Follow the advice of local authorities. This can vary from region to region. You may be required to self-isolate for 14 days. If your symptoms escalate, you should call for an ambulance. Contact your travel insurance provider to clarify what cover you may be eligible for.

The TravelHealthPro website gives the following instructions:

  • Stay indoors and avoid contact with other people, as you would with the flu.
  • Call your health provider and/or insurance company to discuss what you should do.
  • Follow local public health guidance if available.
  • If you become unwell at an airport, bus or train station before or during a long trip, seek medical advice and do not start or continue your journey.
  • Once you have fully recovered, check with your health provider if you are fit to travel, before any onward travel.

Can I claim for hospital treatment or an extension of my hotel stay through my travel insurance?

That depends on your cover. If you purchased travel insurance before the Foreign and Commonwealth Office (FCO) issued its advice on 4 April 2020 against all non-essential travel, you may get some of your expenses reimbursed. If you purchased it after this date, there’s a chance it won’t be included.

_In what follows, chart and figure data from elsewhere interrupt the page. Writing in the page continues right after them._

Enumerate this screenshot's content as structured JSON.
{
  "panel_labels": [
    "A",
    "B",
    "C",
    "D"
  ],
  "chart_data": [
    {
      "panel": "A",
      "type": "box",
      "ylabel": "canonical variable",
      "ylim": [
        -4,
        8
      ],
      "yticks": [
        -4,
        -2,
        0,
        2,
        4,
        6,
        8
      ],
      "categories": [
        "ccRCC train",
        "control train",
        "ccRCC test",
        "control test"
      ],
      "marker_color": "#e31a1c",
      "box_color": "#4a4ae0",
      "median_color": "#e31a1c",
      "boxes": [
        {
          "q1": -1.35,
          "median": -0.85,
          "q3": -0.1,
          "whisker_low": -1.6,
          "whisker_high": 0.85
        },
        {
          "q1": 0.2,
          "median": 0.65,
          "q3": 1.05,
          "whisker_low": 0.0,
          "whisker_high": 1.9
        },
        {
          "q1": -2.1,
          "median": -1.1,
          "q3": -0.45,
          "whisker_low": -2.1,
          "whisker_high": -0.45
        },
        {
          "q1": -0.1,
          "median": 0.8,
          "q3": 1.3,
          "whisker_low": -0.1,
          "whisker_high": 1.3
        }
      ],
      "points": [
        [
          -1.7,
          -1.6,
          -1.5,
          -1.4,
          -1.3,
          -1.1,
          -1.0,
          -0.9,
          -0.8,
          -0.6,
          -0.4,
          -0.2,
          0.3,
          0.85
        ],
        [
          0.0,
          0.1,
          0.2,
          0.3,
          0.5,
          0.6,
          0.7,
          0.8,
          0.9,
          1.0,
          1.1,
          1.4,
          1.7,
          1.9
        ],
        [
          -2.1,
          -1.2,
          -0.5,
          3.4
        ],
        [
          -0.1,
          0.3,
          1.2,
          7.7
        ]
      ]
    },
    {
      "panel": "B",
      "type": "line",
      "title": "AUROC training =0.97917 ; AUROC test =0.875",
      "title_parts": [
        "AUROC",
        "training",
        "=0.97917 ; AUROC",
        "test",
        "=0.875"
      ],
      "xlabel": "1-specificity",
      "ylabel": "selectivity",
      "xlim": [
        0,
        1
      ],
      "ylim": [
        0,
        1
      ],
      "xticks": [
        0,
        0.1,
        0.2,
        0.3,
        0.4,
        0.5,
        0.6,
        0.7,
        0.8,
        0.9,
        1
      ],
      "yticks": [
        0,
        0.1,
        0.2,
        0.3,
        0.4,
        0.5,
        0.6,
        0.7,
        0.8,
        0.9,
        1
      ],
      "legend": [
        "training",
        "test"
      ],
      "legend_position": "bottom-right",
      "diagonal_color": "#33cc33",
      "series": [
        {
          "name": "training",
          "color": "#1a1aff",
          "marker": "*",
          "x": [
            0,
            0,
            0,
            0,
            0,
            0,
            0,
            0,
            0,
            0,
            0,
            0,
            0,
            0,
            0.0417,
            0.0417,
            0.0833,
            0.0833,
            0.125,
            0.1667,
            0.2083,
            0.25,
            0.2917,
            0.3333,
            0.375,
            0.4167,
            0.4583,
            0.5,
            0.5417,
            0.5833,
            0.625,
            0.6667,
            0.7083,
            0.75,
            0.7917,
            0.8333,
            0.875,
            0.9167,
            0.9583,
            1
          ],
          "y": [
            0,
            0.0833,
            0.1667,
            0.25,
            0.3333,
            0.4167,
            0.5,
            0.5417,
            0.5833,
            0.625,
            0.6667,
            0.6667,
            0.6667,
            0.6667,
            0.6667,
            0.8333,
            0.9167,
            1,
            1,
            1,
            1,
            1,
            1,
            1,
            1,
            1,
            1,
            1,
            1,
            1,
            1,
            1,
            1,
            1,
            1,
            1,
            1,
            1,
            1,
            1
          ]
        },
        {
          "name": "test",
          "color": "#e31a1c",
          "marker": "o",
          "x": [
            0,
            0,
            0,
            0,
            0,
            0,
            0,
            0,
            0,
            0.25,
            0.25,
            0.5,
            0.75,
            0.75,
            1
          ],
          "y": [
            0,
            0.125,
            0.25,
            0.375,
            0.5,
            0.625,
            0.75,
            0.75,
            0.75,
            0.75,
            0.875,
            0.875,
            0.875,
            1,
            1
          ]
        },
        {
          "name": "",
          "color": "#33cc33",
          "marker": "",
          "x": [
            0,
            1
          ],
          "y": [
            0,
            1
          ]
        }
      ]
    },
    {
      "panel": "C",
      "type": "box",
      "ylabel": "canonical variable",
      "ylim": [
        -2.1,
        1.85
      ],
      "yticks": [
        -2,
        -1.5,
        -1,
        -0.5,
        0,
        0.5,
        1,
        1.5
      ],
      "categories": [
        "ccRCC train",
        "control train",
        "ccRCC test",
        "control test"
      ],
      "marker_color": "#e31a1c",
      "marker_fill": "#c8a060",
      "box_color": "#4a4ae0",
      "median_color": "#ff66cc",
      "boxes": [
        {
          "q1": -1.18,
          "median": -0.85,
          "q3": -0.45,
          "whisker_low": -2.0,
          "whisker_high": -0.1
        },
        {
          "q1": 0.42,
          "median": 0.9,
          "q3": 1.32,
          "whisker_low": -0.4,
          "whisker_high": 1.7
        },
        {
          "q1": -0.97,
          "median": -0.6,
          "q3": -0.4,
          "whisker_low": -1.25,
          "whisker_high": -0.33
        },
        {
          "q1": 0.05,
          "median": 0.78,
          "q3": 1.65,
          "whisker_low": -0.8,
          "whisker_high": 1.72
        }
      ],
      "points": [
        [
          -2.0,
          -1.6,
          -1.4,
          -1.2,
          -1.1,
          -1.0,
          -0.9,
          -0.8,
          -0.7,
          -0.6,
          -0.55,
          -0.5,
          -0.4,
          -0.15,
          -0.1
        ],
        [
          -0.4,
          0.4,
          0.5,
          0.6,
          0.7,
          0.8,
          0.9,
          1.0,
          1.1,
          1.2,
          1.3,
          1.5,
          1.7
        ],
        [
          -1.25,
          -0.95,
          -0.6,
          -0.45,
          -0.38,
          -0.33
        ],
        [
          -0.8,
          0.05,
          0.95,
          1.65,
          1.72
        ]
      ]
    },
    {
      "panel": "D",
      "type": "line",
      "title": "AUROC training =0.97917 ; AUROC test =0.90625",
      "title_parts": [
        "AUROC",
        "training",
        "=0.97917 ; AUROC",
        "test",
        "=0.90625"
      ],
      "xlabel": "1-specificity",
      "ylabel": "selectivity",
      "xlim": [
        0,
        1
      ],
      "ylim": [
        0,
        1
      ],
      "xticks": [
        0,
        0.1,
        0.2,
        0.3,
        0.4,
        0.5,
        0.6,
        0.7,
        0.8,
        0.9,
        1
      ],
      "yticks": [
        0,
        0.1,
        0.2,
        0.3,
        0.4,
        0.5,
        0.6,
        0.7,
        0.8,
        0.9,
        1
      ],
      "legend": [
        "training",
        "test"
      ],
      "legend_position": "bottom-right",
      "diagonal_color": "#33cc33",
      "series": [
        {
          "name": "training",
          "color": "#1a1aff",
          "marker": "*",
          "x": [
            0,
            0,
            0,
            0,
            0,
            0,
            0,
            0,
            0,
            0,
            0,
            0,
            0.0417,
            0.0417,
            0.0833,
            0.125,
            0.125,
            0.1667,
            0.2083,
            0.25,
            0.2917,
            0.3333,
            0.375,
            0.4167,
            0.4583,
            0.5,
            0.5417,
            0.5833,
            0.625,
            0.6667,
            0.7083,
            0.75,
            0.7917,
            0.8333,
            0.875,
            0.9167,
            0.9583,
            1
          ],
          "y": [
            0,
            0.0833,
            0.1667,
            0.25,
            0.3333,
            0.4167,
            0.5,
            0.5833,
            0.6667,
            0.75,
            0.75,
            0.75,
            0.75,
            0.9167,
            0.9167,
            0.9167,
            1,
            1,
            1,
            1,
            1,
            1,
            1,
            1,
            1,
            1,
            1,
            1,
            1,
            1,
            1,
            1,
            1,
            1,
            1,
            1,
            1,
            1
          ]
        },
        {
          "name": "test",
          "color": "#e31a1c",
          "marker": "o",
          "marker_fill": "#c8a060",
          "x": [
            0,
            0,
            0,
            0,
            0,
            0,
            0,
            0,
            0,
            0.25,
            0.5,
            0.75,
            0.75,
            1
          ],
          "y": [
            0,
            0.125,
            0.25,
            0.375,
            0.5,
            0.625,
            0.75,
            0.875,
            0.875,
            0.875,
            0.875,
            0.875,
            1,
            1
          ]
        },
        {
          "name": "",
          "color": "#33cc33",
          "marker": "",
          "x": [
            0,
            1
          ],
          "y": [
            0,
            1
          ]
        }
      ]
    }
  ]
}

In June, the holiday firm Trailfinders announced that its travel insurance policy had been expanded to include coronavirus protection. Cover includes medical expenses if you catch the virus overseas, and cancellation cover for claims such as cancelling a holiday due to contracting the infection.

It’s also worth remembering that until the end of 2020, British travellers are covered by the European Health Insurance Card (Ehic) scheme, which offers treatment in public hospitals on the same basis as local citizens when in any of the 28 EU countries, plus Iceland, Liechtenstein, Norway and Switzerland.

I want to go home. Can I travel?

If you are infected with the virus, you run the risk of infecting countless other people who you may run into. Depending on the country, this has the potential to have a significant impact on vulnerable communities and health infrastructure. If you are vulnerable, you may wish to seek professional healthcare locally or contact your local GP in the UK for guidance on next steps. Be aware that exit screening, which may include having your temperature taken or questions about your health, may be enforced at departing airports. If you are symptomatic, you may be denied boarding.

The TravelHealthPro website states: “If you become unwell at an airport, bus or train station before or during a long trip, seek medical advice and do not start or continue your journey.”